Just a point on macro- vs. micro- evolution. Micro-evolution is simply another name for variation. Variation is built in to the genetics of any population. Dogs are a very good example. Human intervention via breeding has maybe pushed this variation as far as possible where dogs are concerned, but they are a good example of how much variation is possible. And yet canis familiaris is one species.
What is referred to as macro-evolution, however, requires new forms and functions, and these do not come about randomly. They do not come about at all, actually. There is no known way for a cell to produce a protein new to itself. And, should it do so, the cell wouldn't know what to do with it anyway. It would simply destroy it and use its amino acids to construct other proteins which were of use to it. We have been working with e. coli bacteria for over a hundred years now.

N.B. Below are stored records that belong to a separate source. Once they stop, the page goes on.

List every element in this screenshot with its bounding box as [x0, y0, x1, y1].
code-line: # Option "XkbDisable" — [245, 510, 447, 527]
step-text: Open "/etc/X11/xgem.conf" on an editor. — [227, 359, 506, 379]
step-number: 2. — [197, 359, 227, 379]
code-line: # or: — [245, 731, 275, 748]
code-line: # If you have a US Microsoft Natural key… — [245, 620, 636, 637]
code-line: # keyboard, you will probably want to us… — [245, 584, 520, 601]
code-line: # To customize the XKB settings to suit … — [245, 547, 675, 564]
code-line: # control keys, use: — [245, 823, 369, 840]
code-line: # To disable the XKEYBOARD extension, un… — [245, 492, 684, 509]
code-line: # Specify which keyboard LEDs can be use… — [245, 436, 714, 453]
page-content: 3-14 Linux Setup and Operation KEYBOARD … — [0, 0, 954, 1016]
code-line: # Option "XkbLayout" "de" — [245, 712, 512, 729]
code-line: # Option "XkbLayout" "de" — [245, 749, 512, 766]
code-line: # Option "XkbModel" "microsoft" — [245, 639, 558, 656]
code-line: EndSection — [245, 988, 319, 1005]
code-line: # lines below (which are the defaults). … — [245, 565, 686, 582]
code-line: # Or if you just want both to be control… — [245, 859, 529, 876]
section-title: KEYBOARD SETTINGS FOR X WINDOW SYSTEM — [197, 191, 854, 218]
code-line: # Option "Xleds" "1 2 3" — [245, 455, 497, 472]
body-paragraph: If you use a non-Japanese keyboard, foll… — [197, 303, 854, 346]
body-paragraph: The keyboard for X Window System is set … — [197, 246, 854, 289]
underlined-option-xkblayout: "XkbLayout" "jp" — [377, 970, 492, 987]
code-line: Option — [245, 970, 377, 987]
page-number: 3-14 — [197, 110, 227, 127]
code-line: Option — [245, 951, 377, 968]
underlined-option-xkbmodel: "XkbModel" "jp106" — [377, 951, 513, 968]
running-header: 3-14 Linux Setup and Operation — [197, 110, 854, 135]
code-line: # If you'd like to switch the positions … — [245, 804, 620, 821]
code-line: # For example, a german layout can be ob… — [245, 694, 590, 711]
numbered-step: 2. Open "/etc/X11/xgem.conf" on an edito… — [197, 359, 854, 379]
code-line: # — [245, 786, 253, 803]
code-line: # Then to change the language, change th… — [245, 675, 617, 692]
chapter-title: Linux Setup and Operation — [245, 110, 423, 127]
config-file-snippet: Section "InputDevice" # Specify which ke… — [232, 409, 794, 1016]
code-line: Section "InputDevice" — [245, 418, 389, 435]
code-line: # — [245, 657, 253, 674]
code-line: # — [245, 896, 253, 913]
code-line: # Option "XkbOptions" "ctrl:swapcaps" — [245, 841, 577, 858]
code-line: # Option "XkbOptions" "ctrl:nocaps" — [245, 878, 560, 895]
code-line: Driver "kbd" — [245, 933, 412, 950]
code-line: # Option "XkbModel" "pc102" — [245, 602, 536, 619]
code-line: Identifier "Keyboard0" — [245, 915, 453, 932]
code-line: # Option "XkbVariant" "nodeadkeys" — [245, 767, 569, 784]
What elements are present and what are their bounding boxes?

These little bacteria are among the 'simplest' forms of life known to science. We have subjected them to every mutagent (mutation-causing agents) known to man and our results in over 2.5 million linear generations? Some fat e.coli, some slightly altered internal pathways, and millions and millions of dead e.coli. But nothing which was not clearly an e.coli.

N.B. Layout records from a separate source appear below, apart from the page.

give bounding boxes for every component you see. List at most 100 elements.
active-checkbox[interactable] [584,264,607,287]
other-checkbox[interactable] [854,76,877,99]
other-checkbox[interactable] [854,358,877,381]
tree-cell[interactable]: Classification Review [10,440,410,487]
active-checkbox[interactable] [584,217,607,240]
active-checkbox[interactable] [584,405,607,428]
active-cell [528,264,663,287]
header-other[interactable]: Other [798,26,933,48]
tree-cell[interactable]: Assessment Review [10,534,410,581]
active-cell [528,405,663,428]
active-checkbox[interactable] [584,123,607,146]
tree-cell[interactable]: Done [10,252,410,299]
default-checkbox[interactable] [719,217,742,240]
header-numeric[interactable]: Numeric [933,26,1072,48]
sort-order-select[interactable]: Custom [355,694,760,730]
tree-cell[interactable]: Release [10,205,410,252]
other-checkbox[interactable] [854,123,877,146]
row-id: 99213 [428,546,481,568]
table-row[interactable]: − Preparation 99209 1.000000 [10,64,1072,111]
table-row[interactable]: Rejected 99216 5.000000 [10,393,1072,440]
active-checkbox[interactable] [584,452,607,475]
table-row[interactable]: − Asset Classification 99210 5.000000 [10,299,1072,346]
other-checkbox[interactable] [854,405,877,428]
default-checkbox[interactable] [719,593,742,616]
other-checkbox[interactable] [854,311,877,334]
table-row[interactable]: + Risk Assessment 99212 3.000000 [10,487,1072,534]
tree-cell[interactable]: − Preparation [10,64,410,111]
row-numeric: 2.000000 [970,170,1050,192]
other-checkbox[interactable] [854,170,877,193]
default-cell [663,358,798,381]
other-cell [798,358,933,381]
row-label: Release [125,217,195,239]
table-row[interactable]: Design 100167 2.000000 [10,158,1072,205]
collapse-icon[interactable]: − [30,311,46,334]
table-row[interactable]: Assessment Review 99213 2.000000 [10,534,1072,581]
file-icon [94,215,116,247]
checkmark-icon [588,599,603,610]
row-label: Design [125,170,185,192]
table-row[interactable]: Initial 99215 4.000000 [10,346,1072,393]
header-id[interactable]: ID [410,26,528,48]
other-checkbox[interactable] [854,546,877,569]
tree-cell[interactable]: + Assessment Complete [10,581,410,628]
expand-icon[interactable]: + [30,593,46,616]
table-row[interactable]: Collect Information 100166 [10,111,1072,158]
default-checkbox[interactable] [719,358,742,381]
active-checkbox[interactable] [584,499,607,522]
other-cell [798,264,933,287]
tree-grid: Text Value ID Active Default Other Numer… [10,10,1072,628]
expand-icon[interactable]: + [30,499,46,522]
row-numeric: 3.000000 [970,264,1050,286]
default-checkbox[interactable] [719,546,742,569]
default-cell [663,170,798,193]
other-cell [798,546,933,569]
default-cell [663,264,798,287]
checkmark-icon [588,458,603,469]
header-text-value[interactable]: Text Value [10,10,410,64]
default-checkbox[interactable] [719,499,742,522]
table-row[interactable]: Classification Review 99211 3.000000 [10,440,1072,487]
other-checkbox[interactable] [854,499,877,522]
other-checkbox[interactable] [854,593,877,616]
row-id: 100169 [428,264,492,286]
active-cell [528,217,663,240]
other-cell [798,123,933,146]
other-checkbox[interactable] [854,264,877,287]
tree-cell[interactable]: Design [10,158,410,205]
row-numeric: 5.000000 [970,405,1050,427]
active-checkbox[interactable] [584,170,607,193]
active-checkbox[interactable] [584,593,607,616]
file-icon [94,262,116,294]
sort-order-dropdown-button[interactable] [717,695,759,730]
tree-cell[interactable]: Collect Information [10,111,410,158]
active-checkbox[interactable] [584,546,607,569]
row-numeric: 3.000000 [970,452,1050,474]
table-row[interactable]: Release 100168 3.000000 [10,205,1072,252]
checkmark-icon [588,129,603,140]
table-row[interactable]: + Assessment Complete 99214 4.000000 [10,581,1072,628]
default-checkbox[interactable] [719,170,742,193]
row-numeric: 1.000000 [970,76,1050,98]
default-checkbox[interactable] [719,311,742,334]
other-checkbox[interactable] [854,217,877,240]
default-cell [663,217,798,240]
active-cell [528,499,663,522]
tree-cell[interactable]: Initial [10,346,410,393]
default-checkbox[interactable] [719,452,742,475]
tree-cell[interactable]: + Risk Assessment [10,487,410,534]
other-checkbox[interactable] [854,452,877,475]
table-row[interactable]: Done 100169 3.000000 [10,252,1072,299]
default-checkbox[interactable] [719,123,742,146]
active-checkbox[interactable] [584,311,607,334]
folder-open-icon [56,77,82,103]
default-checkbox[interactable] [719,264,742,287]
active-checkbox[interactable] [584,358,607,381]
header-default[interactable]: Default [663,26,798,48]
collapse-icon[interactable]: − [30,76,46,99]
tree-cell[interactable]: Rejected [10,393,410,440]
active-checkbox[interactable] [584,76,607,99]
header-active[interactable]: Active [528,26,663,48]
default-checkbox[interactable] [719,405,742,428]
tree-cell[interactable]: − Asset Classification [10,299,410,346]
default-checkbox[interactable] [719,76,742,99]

Not even a simple bacteria, in 100 years and more than two million generations, can become something other than itself. E.coli has a generation time of about twenty minutes. Human beings have a generation time of, minimally, about fifteen years. Apes are about ten years. So call it ten years for the sake of argument.
Two million generations times ten years per generation. We're up to twenty million years with no sign of a change which would lead to anything resembling macro-evolution. Even with 4.5 billion years presumed for planet earth, evolution simply does not have enough time.
But we have always had plenty of variation. And that is not at all the same thing as the sort of evolution which would turn a bacteria into a bear.